POLLUTIONS DANS LE MONDE

Menaces sur les grands fleuves LE MONDE : 05.04.07

Ce sont dix fleuves, répartis sur tous les continents. Leurs noms évoquent la force des flots s'écoulant vers la mer. Pourtant ils sont affaiblis, pollués et pillés. Le Fonds mondial pour la nature (WWF) les désigne comme les "dix fleuves les plus en danger au monde", dans un rapport sorti fin mars. Ils constituent "les meilleurs exemples des menaces qui pèsent sur tous les cours d'eau", explique Jamie Pittock, directeur du programme eau douce de l'organisation écologiste. "Il y a aujourd'hui une focalisation de la communauté internationale sur l'accès à l'eau potable, qui pose la question des infrastructures d'approvisionnement des populations, poursuit M. Pittock. Si rien n'est fait, nous risquons le crash sur la ressource naturelle elle-même."



Le Jourdain
Le Jourdain
A l'avenir, les besoins en eau seront en hausse et les quantités utilisables en baisse. Déjà, 40 % de l'humanité vit dans des zones confrontées au stress hydrique. La population mondiale, de 6 milliards aujourd'hui, devrait atteindre 9 milliards en 2050, pour le même volume d'eau. Dans le même temps, si rien n'est fait, sa qualité sera altérée par de multiples sources de pollution. Et les conséquences du réchauffement climatique pèseront.
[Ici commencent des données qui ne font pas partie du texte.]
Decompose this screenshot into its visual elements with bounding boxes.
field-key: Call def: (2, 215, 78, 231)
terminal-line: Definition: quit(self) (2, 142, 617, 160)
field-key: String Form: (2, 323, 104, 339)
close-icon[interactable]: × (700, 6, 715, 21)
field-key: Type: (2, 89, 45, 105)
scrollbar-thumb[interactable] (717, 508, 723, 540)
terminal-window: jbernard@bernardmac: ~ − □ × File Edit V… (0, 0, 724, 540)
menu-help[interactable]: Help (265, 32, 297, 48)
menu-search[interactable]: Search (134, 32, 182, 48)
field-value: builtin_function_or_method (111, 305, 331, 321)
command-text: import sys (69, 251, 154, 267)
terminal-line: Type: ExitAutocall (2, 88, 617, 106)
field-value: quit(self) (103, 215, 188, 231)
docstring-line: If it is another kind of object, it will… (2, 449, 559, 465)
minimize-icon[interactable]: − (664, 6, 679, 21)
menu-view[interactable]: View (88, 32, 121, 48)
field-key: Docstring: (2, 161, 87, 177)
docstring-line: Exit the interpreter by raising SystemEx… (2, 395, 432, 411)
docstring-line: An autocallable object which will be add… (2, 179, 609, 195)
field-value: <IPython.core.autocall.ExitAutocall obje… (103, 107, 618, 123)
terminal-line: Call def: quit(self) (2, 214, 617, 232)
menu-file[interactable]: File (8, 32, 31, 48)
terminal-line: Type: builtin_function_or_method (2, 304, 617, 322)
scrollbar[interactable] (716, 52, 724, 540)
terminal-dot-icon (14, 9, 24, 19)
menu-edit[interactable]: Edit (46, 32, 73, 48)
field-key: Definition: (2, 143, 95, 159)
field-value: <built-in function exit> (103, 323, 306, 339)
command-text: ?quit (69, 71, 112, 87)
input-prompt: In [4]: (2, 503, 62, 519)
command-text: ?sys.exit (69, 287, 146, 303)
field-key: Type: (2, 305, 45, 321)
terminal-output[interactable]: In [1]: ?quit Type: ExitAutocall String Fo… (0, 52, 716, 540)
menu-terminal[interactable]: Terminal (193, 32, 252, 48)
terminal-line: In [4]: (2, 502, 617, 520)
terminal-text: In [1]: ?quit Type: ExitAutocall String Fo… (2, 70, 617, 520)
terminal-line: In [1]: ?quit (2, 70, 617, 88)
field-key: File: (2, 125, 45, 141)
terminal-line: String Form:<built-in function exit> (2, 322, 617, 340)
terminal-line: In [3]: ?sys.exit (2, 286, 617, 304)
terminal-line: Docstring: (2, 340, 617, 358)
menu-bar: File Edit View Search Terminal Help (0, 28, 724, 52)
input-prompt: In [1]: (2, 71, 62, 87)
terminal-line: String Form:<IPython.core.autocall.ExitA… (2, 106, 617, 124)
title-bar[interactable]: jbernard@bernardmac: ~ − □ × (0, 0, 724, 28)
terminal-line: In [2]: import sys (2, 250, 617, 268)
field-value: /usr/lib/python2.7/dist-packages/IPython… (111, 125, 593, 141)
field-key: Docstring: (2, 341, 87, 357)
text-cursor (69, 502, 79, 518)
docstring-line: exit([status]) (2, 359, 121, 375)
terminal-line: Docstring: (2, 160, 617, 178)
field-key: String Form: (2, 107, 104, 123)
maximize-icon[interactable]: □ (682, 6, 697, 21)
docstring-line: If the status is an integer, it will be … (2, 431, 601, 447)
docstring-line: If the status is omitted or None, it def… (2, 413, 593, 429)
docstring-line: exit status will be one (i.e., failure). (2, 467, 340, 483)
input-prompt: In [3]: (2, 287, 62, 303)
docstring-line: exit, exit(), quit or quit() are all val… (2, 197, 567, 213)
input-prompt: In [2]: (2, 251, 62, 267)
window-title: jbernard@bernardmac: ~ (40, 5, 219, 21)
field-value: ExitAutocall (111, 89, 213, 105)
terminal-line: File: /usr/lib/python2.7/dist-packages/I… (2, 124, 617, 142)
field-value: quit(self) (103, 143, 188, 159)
Les scientifiques du Groupe intergouvernemental sur l'évolution du climat (GIEC), réuni jusqu'au 6 avril à Bruxelles pour étudier les conséquences du réchauffement, placent au premier rang les difficultés d'approvisionnement en eau. Ils prévoient "une augmentation de la disponibilité dans les latitudes élevées et certaines zones tropicales humides et une baisse sous les latitudes moyennes et les zones tropicales sèches, qui sont déjà des zones de stress hydrique". Les sécheresses et les épisodes de précipitations intenses seront plus nombreux. Les volumes d'eau stockés dans les glaciers et la neige en altitude baisseront, ce qui réduira les débits au printemps et à l'automne. Les besoins pour l'irrigation des cultures augmenteront. L'ampleur de ces phénomènes dépendra bien sûr de l'intensité du réchauffement.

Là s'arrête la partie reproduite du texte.